You can find natural sources of probiotics in foods like: 

  • Kimchi
  • Plain yogurt
  • Sauerkraut
  • Sourdough bread
  • Tempeh

Read more about how to heal your gut here.

4. Dehydration

Sometimes it’s easy to confuse dehydration with hunger. Many times, the reality is that you don’t need to eat that stack of chocolate chip cookies. In reality, you’re just dehydrated and need a refreshing cup of water. 

Sugar cravings can be associated with thirst due to dehydration. When your body is dehydrated, the liver cannot produce glycogen (the body and brain’s main source of energy). This causes the body to crave sugar because it’s in a state where it needs glucose and water to produce glycogen. To prevent these sugar cravings, it’s essential to stay hydrated.

According to the U.S. National Academies of Sciences, Engineering, and Medicine, it’s recommended that the average adult female should drink about 11.5 cups (2.7 liters) of water per day. This is because people typically get about 20% of their fluid needs from food. However, the rest is dependent on drinking water or water-based beverages. 

Other clear physical signs which may indicate that you are dehydrated:

  • Dark urine
  • Dry mouth, lips, eyes, or skin
  • Dizzy or lightheadedness
  • Fatigue
  • Extreme thirst
  • Less frequent urination
  • Confusion

Don’t like water alone? Don’t worry! Try adding fruit to your water, like berries, kiwi, tangerines, cucumber, and lemon slices. You can also try sparkling water for a refreshing change.

5. Poor Sleep

Lack of good-quality sleep is an uncomfortable symptom that many perimenopausal and menopausal women may experience daily. Lack of sleep may lead to sugar cravings because it alters the hormonal balance relating to hunger and appetite. 
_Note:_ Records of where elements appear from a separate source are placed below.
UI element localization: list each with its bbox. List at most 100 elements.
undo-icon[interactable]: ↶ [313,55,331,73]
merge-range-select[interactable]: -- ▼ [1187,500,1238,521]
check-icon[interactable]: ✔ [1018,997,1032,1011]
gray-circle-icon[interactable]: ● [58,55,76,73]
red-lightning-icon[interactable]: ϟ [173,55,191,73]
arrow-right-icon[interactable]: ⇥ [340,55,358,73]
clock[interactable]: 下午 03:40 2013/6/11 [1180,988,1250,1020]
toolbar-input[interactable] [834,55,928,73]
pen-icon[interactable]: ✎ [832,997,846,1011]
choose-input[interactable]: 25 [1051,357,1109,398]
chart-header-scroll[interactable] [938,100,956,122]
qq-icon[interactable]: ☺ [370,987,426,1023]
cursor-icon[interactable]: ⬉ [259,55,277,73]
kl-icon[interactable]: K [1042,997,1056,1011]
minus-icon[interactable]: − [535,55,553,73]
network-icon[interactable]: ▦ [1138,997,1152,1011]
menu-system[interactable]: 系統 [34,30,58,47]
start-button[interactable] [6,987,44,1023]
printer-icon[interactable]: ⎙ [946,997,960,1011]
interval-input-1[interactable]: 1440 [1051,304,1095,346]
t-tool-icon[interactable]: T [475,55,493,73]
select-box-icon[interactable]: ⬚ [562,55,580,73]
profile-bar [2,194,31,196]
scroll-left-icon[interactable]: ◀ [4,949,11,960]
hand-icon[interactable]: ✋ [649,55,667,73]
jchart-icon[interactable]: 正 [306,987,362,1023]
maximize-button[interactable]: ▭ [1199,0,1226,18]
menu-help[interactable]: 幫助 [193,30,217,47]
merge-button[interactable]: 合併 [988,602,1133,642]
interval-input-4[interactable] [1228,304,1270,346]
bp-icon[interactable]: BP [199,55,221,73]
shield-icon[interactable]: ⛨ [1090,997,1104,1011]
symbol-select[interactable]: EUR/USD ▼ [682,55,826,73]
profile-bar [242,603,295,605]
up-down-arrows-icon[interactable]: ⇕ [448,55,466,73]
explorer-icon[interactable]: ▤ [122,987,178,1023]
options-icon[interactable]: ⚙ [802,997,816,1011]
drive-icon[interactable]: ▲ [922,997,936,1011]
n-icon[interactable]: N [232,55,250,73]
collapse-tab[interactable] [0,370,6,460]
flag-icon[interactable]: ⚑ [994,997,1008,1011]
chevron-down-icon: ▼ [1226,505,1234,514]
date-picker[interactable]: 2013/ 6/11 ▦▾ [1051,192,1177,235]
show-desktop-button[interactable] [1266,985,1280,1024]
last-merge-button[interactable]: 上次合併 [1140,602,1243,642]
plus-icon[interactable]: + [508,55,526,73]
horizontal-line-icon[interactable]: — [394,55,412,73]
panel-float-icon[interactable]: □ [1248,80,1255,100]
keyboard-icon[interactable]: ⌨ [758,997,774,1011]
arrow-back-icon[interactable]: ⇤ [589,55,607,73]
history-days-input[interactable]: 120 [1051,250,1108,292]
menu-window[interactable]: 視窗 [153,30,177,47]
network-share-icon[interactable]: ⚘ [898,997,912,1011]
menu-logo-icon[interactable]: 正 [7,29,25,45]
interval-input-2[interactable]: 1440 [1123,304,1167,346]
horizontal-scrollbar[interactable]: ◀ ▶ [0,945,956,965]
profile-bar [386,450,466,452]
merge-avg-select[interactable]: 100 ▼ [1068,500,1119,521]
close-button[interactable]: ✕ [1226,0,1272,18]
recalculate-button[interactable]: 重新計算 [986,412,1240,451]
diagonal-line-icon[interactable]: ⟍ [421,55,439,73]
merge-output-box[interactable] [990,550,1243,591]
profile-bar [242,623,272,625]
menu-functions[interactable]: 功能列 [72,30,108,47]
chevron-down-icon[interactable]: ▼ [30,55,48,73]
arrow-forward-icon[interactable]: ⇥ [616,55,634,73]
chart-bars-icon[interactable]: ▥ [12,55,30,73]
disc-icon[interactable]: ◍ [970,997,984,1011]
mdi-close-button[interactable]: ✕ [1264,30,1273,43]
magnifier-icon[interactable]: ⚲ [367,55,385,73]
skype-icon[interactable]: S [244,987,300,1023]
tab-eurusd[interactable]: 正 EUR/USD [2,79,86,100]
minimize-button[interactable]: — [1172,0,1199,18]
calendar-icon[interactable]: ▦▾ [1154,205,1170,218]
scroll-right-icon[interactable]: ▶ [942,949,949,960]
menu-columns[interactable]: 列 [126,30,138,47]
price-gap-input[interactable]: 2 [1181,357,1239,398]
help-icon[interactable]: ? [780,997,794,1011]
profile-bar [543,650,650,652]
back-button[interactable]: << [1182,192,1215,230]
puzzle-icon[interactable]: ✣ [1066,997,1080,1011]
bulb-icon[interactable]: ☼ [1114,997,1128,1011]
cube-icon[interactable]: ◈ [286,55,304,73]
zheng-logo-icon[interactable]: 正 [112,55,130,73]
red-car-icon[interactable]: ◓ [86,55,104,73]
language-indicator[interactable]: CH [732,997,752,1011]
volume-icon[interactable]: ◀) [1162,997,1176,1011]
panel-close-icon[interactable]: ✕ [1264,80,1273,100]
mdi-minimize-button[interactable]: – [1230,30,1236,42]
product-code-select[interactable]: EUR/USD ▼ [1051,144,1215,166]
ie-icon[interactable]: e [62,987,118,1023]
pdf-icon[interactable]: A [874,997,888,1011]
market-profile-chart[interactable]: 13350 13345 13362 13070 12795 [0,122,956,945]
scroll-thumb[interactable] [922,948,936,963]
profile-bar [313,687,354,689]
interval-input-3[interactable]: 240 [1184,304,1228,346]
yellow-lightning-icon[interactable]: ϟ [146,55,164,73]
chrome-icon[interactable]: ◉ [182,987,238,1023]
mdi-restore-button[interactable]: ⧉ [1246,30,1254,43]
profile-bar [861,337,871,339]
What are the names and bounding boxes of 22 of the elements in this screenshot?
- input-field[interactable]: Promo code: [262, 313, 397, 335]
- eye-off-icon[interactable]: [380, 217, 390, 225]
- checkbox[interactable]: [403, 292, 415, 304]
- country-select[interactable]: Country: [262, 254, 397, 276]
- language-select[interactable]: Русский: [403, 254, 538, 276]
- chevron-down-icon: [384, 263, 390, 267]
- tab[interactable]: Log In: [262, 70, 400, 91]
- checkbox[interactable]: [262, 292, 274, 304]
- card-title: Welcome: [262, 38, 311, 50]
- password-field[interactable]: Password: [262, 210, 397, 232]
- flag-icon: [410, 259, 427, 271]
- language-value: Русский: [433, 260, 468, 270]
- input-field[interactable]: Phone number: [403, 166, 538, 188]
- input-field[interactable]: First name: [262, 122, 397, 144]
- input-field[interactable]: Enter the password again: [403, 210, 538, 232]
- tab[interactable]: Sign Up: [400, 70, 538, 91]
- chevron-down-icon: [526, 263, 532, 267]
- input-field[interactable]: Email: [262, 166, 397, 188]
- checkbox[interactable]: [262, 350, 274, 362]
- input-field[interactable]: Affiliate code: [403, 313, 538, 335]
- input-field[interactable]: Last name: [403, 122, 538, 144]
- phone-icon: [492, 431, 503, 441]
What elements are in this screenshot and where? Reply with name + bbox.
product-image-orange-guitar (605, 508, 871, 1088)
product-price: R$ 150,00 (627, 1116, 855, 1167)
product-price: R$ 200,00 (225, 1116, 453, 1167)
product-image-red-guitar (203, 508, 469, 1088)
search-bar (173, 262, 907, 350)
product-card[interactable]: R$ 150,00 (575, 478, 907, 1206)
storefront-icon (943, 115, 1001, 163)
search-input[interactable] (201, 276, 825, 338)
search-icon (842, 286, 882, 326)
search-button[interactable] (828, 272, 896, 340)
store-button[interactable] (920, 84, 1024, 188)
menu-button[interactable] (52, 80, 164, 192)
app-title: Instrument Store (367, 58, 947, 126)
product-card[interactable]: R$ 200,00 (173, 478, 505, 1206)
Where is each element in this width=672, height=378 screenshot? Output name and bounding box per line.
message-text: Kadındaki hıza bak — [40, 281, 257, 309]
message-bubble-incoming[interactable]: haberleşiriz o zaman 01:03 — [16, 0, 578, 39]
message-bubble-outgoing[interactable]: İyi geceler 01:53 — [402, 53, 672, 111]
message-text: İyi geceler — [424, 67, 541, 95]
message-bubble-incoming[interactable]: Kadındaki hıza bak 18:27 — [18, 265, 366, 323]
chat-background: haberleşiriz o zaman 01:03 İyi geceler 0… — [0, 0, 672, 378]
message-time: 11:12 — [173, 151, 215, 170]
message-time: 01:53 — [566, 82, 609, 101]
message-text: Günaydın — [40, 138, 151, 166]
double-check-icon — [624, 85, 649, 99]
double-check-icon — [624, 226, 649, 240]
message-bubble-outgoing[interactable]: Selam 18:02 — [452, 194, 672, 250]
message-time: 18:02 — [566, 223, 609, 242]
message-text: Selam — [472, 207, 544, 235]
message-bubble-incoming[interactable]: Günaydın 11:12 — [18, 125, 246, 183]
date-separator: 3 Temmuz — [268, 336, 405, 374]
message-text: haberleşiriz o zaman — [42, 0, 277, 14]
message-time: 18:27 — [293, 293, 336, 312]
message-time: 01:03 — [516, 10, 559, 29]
It has been found that restricted sleep can lead to decreased levels of leptin and increased ghrelin levels. This hormonal alteration will lead to increased hunger and cravings for food. Researchers have found that sleep-restricted people consumed fewer main meals and more snacks that are high in carbohydrates, fat, and sugar.

The recommended amount of sleep for an adult is 7-9 hours. Here are some tips to get better sleep at night:

  • Avoid caffeine after 10 am 
  • Limit alcohol
  • Create a regular, relaxing nighttime routine
  • Create a sleep environment that is dark, quiet, comfortable and cool 
  • Wear comfortable pajamas
  • Put your electronics away at least one hour before going to bed
  • Listen to relaxing music or a guided meditation
  • Maintain a regular bed and wake-up time schedule
  • Budget time to sleep
  • Foster healthy pro-sleep habits throughout the day

In Conclusion

While establishing these new habits will help decrease your sugar cravings, you will gain so much more than that. You will also gain a healthier mind and body. To succeed, start tackling either one big item such as sleep or a very simple one, like adding more probiotic foods or taking a probiotic supplement. Then, once you get the new habit down, move to the next. 

For more ideas about how to reduce sugar cravings read 11 tips to cut menopause sugar cravings.

Don’t forget to celebrate each little success!